I cannot pinpoint when it started, but somewhere along the way I became annoyed with learning Spanish. I just don't care right now! In church, it was all I could do to not completely zone out. Yesterday I did all my Spanish homework in the half an hour before my lesson started. My only reason for doing it was that I didn't want to see Dina look so terribly disappointed like she did the week before. Thursday, Cia and Nelly came home from the market excited about some movies they had found--in Spanish. The idea of watching a movie in Spanish--by choice--doesn't interest me in the least. I don't know what to do, but this is not good.

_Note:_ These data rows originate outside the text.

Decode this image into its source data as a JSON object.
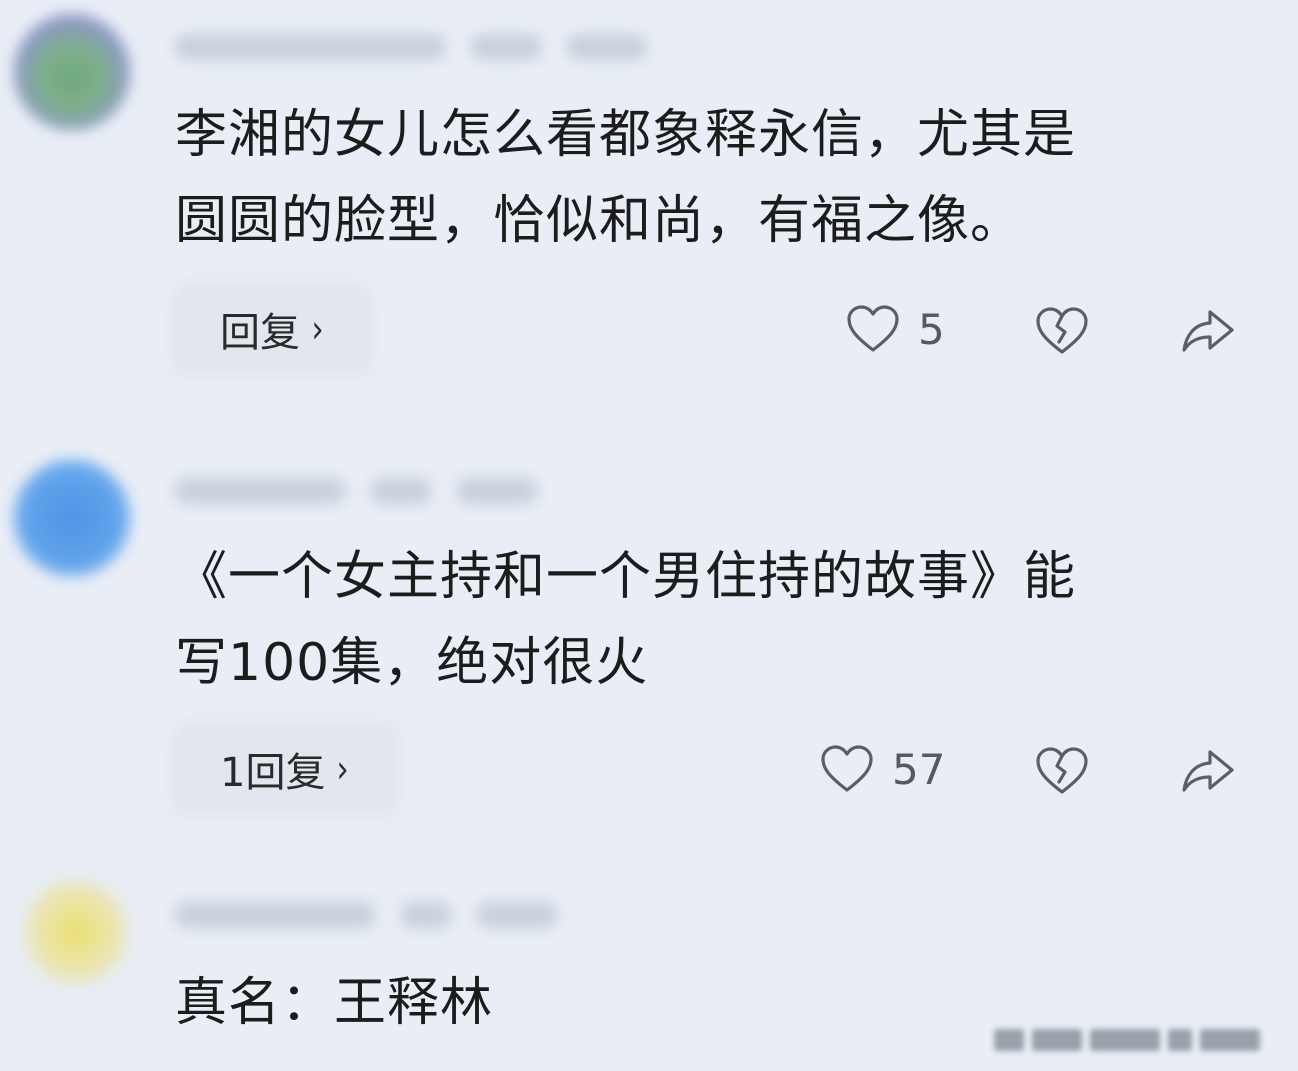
{
  "comments": [
    {
      "avatar_color": "#7da68c",
      "text": "李湘的女儿怎么看都象释永信，尤其是\n圆圆的脸型，恰似和尚，有福之像。",
      "reply_label": "回复",
      "like_count": "5",
      "like_icon": "heart-outline-icon",
      "dislike_icon": "broken-heart-icon",
      "share_icon": "share-arrow-icon"
    },
    {
      "avatar_color": "#5b9ee6",
      "text": "《一个女主持和一个男住持的故事》能\n写100集，绝对很火",
      "reply_label": "1回复",
      "like_count": "57",
      "like_icon": "heart-outline-icon",
      "dislike_icon": "broken-heart-icon",
      "share_icon": "share-arrow-icon"
    },
    {
      "avatar_color": "#e6df8c",
      "text": "真名：王释林"
    }
  ]
}
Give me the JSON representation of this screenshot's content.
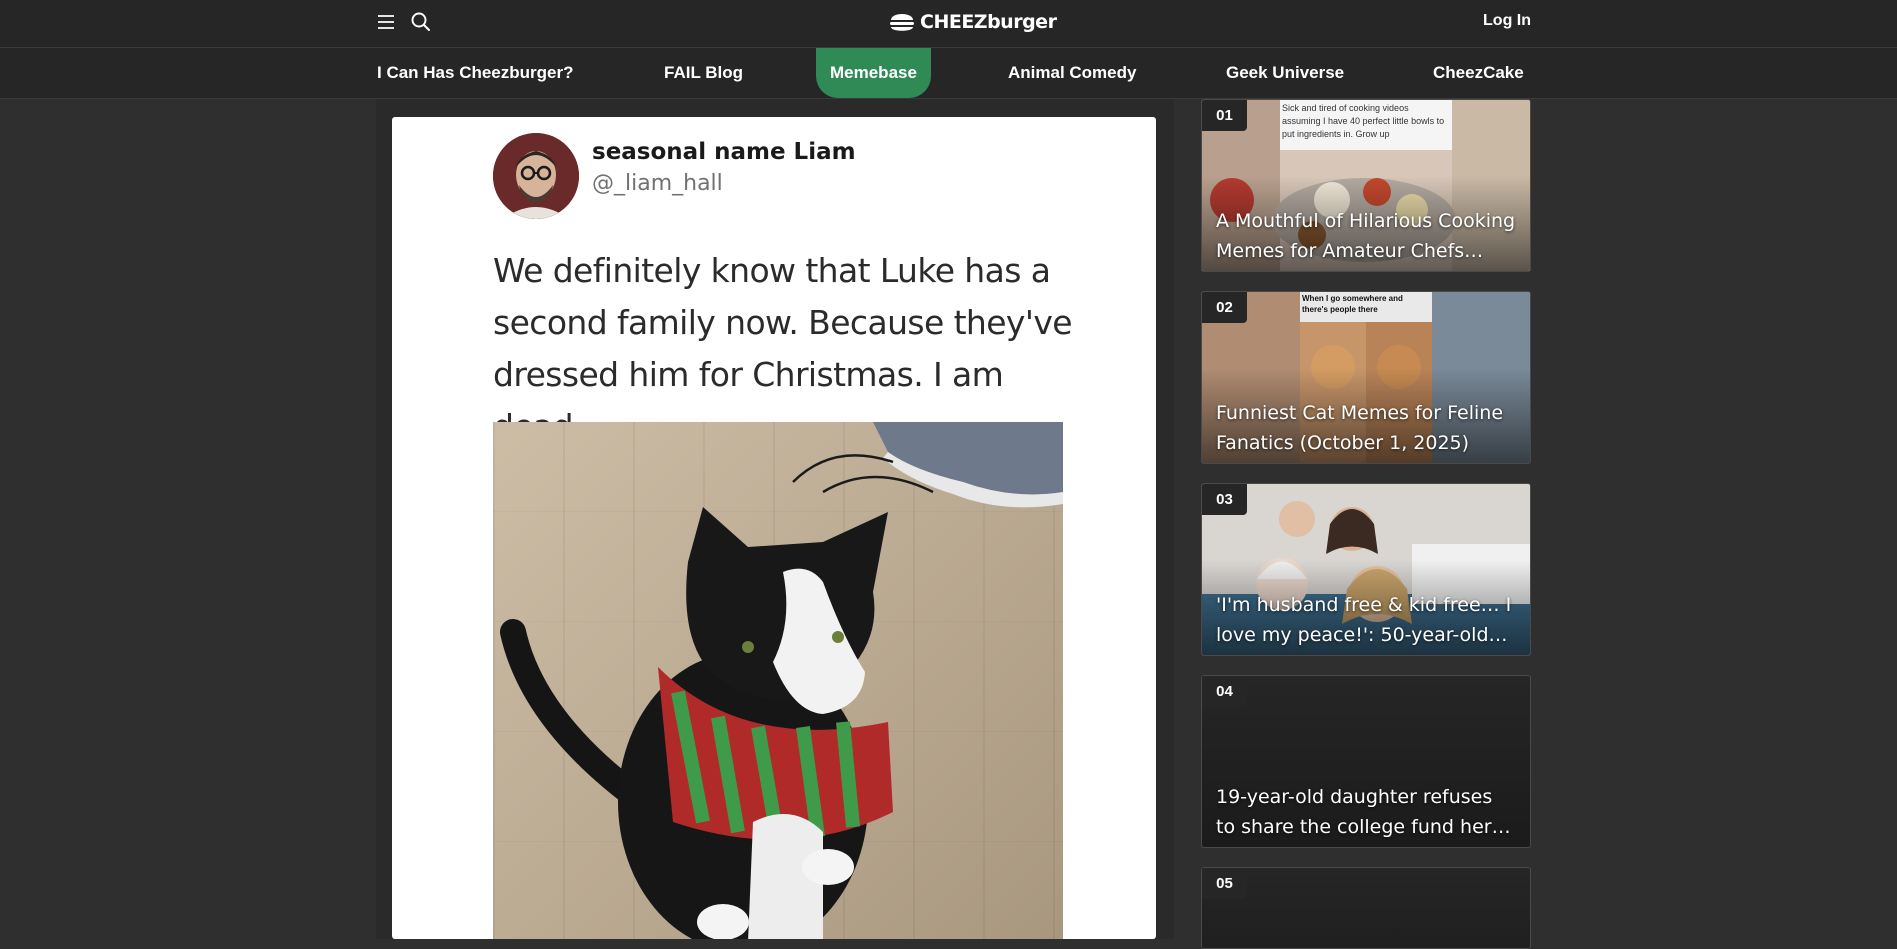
{
  "header": {
    "logo_text": "CHEEZburger",
    "login_label": "Log In"
  },
  "nav": {
    "items": [
      {
        "label": "I Can Has Cheezburger?"
      },
      {
        "label": "FAIL Blog"
      },
      {
        "label": "Memebase",
        "active": true
      },
      {
        "label": "Animal Comedy"
      },
      {
        "label": "Geek Universe"
      },
      {
        "label": "CheezCake"
      }
    ]
  },
  "post": {
    "author_name": "seasonal name Liam",
    "author_handle": "@_liam_hall",
    "text": "We definitely know that Luke has a second family now. Because they've dressed him for Christmas. I am dead."
  },
  "sidebar": {
    "items": [
      {
        "rank": "01",
        "title": "A Mouthful of Hilarious Cooking Memes for Amateur Chefs…",
        "image_caption": "Sick and tired of cooking videos assuming I have 40 perfect little bowls to put ingredients in. Grow up"
      },
      {
        "rank": "02",
        "title": "Funniest Cat Memes for Feline Fanatics (October 1, 2025)",
        "image_caption": "When I go somewhere and there's people there"
      },
      {
        "rank": "03",
        "title": "'I'm husband free & kid free… I love my peace!': 50-year-old…"
      },
      {
        "rank": "04",
        "title": "19-year-old daughter refuses to share the college fund her…"
      },
      {
        "rank": "05",
        "title": ""
      }
    ]
  },
  "colors": {
    "brand_green": "#2f8a55",
    "page_bg": "#2f2f2f",
    "bar_bg": "#262626"
  }
}
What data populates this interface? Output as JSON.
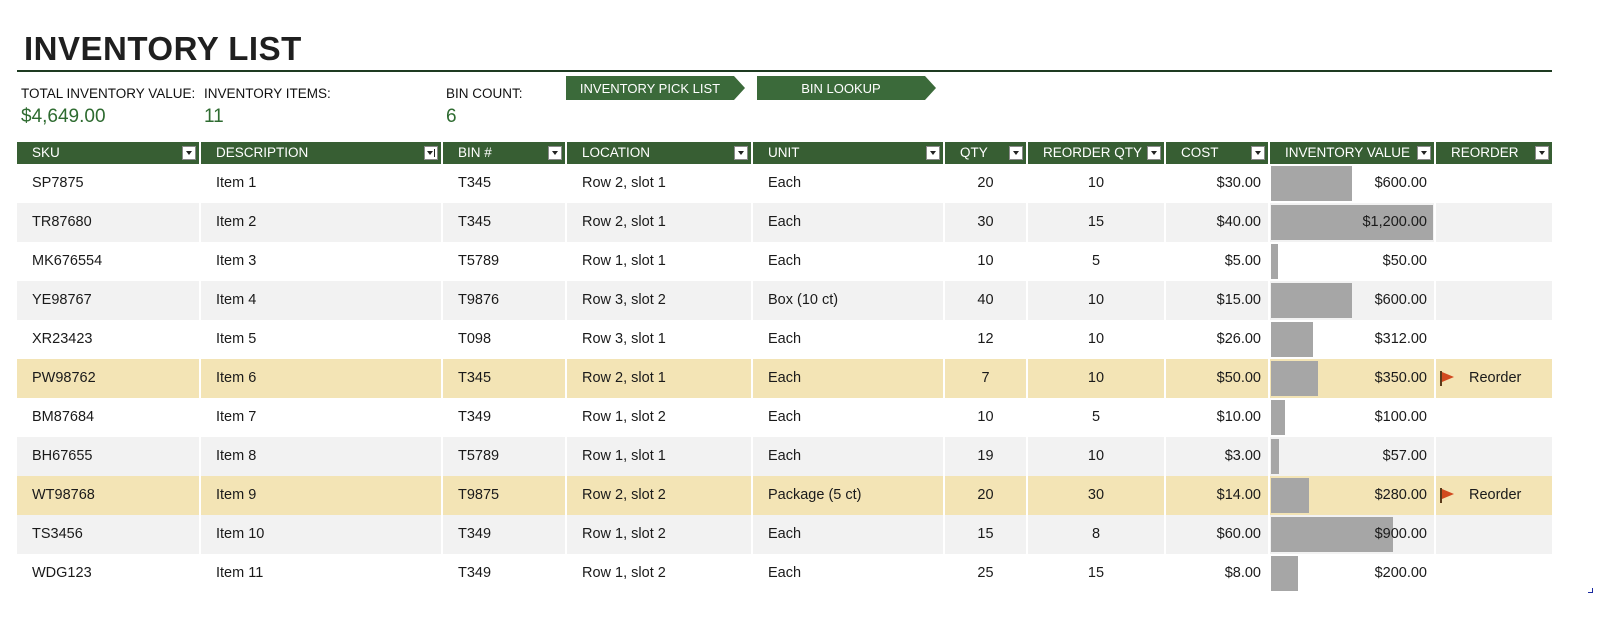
{
  "title": "INVENTORY LIST",
  "summary": {
    "total_value_label": "TOTAL INVENTORY VALUE:",
    "total_value": "$4,649.00",
    "items_label": "INVENTORY ITEMS:",
    "items": "11",
    "bin_label": "BIN COUNT:",
    "bin": "6"
  },
  "nav": {
    "pick_list": "INVENTORY PICK LIST",
    "bin_lookup": "BIN LOOKUP"
  },
  "colors": {
    "header_bg": "#375e33",
    "accent_green": "#2e6b30",
    "reorder_row": "#f3e4b5",
    "alt_row": "#f2f2f2",
    "bar": "#a6a6a6",
    "flag": "#d14a1f"
  },
  "icons": {
    "filter": "filter-dropdown-icon",
    "sorted_filter": "sort-filter-icon",
    "flag": "flag-icon"
  },
  "columns": [
    "SKU",
    "DESCRIPTION",
    "BIN #",
    "LOCATION",
    "UNIT",
    "QTY",
    "REORDER QTY",
    "COST",
    "INVENTORY VALUE",
    "REORDER"
  ],
  "inventory_value_max": 1200,
  "rows": [
    {
      "sku": "SP7875",
      "desc": "Item 1",
      "bin": "T345",
      "loc": "Row 2, slot 1",
      "unit": "Each",
      "qty": "20",
      "reorder_qty": "10",
      "cost": "$30.00",
      "value": "$600.00",
      "value_num": 600,
      "reorder": ""
    },
    {
      "sku": "TR87680",
      "desc": "Item 2",
      "bin": "T345",
      "loc": "Row 2, slot 1",
      "unit": "Each",
      "qty": "30",
      "reorder_qty": "15",
      "cost": "$40.00",
      "value": "$1,200.00",
      "value_num": 1200,
      "reorder": ""
    },
    {
      "sku": "MK676554",
      "desc": "Item 3",
      "bin": "T5789",
      "loc": "Row 1, slot 1",
      "unit": "Each",
      "qty": "10",
      "reorder_qty": "5",
      "cost": "$5.00",
      "value": "$50.00",
      "value_num": 50,
      "reorder": ""
    },
    {
      "sku": "YE98767",
      "desc": "Item 4",
      "bin": "T9876",
      "loc": "Row 3, slot 2",
      "unit": "Box (10 ct)",
      "qty": "40",
      "reorder_qty": "10",
      "cost": "$15.00",
      "value": "$600.00",
      "value_num": 600,
      "reorder": ""
    },
    {
      "sku": "XR23423",
      "desc": "Item 5",
      "bin": "T098",
      "loc": "Row 3, slot 1",
      "unit": "Each",
      "qty": "12",
      "reorder_qty": "10",
      "cost": "$26.00",
      "value": "$312.00",
      "value_num": 312,
      "reorder": ""
    },
    {
      "sku": "PW98762",
      "desc": "Item 6",
      "bin": "T345",
      "loc": "Row 2, slot 1",
      "unit": "Each",
      "qty": "7",
      "reorder_qty": "10",
      "cost": "$50.00",
      "value": "$350.00",
      "value_num": 350,
      "reorder": "Reorder"
    },
    {
      "sku": "BM87684",
      "desc": "Item 7",
      "bin": "T349",
      "loc": "Row 1, slot 2",
      "unit": "Each",
      "qty": "10",
      "reorder_qty": "5",
      "cost": "$10.00",
      "value": "$100.00",
      "value_num": 100,
      "reorder": ""
    },
    {
      "sku": "BH67655",
      "desc": "Item 8",
      "bin": "T5789",
      "loc": "Row 1, slot 1",
      "unit": "Each",
      "qty": "19",
      "reorder_qty": "10",
      "cost": "$3.00",
      "value": "$57.00",
      "value_num": 57,
      "reorder": ""
    },
    {
      "sku": "WT98768",
      "desc": "Item 9",
      "bin": "T9875",
      "loc": "Row 2, slot 2",
      "unit": "Package (5 ct)",
      "qty": "20",
      "reorder_qty": "30",
      "cost": "$14.00",
      "value": "$280.00",
      "value_num": 280,
      "reorder": "Reorder"
    },
    {
      "sku": "TS3456",
      "desc": "Item 10",
      "bin": "T349",
      "loc": "Row 1, slot 2",
      "unit": "Each",
      "qty": "15",
      "reorder_qty": "8",
      "cost": "$60.00",
      "value": "$900.00",
      "value_num": 900,
      "reorder": ""
    },
    {
      "sku": "WDG123",
      "desc": "Item 11",
      "bin": "T349",
      "loc": "Row 1, slot 2",
      "unit": "Each",
      "qty": "25",
      "reorder_qty": "15",
      "cost": "$8.00",
      "value": "$200.00",
      "value_num": 200,
      "reorder": ""
    }
  ]
}
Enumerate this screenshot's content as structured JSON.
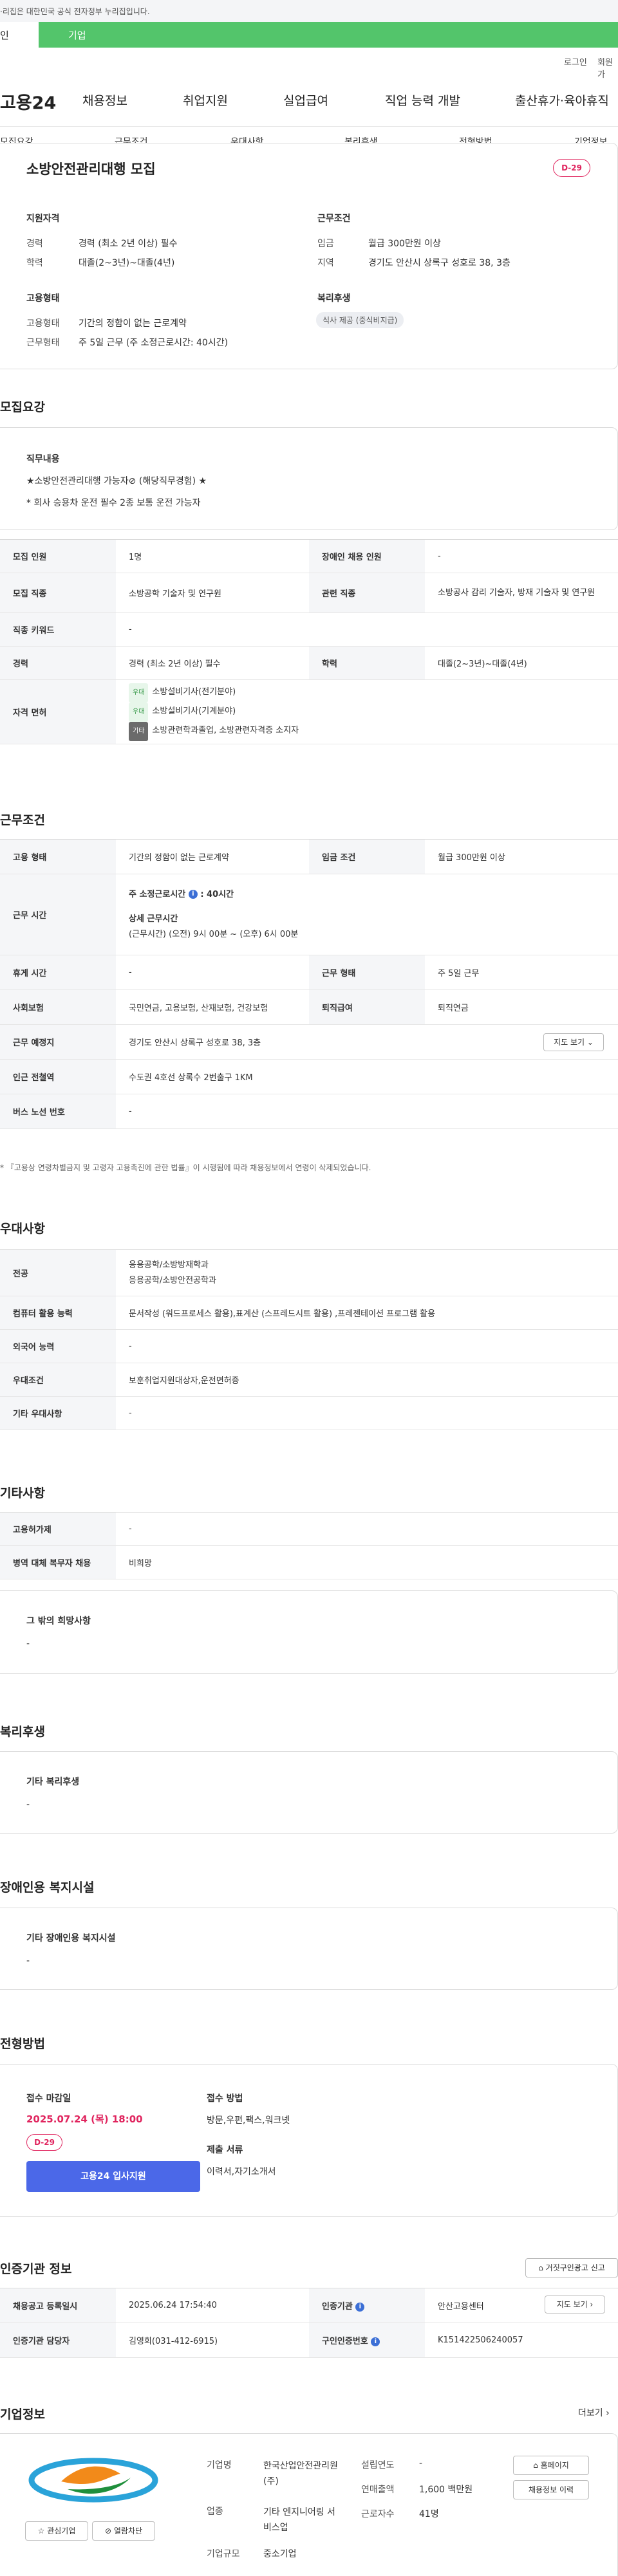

Two big problems exist with my current annoyance:
  1. I don't try very hard to understand my many, many little students when they constantly talk at me, in Spanish. Teaching feels more frustrating.
  2. The idea of getting more involved at church feels like a burden, because after all, it will have to be in Spanish. I do not look forward to church.
I know, I know. Language is key. Learning the language is the best way to connect with people. It's so valuable to learn a second language. Spare me.

Right now, I feel like teaching zaps ALL of my energy. The weekends don't even provide that much rest because they are full of cleaning, lesson planning, grocery shopping, and now my Sabbaths will be busier too. I went to bed at 8pm last night and slept for ten hours. How can I possibly still feel tired?

I keep trying to tell myself that it will be so hard to say goodbye when I leave. I keep trying to focus on the things I will miss. I keep trying to find joy in teaching. I even try to remind myself why I wanted to learn Spanish in the first place. But some days? I can't wait for June to be here.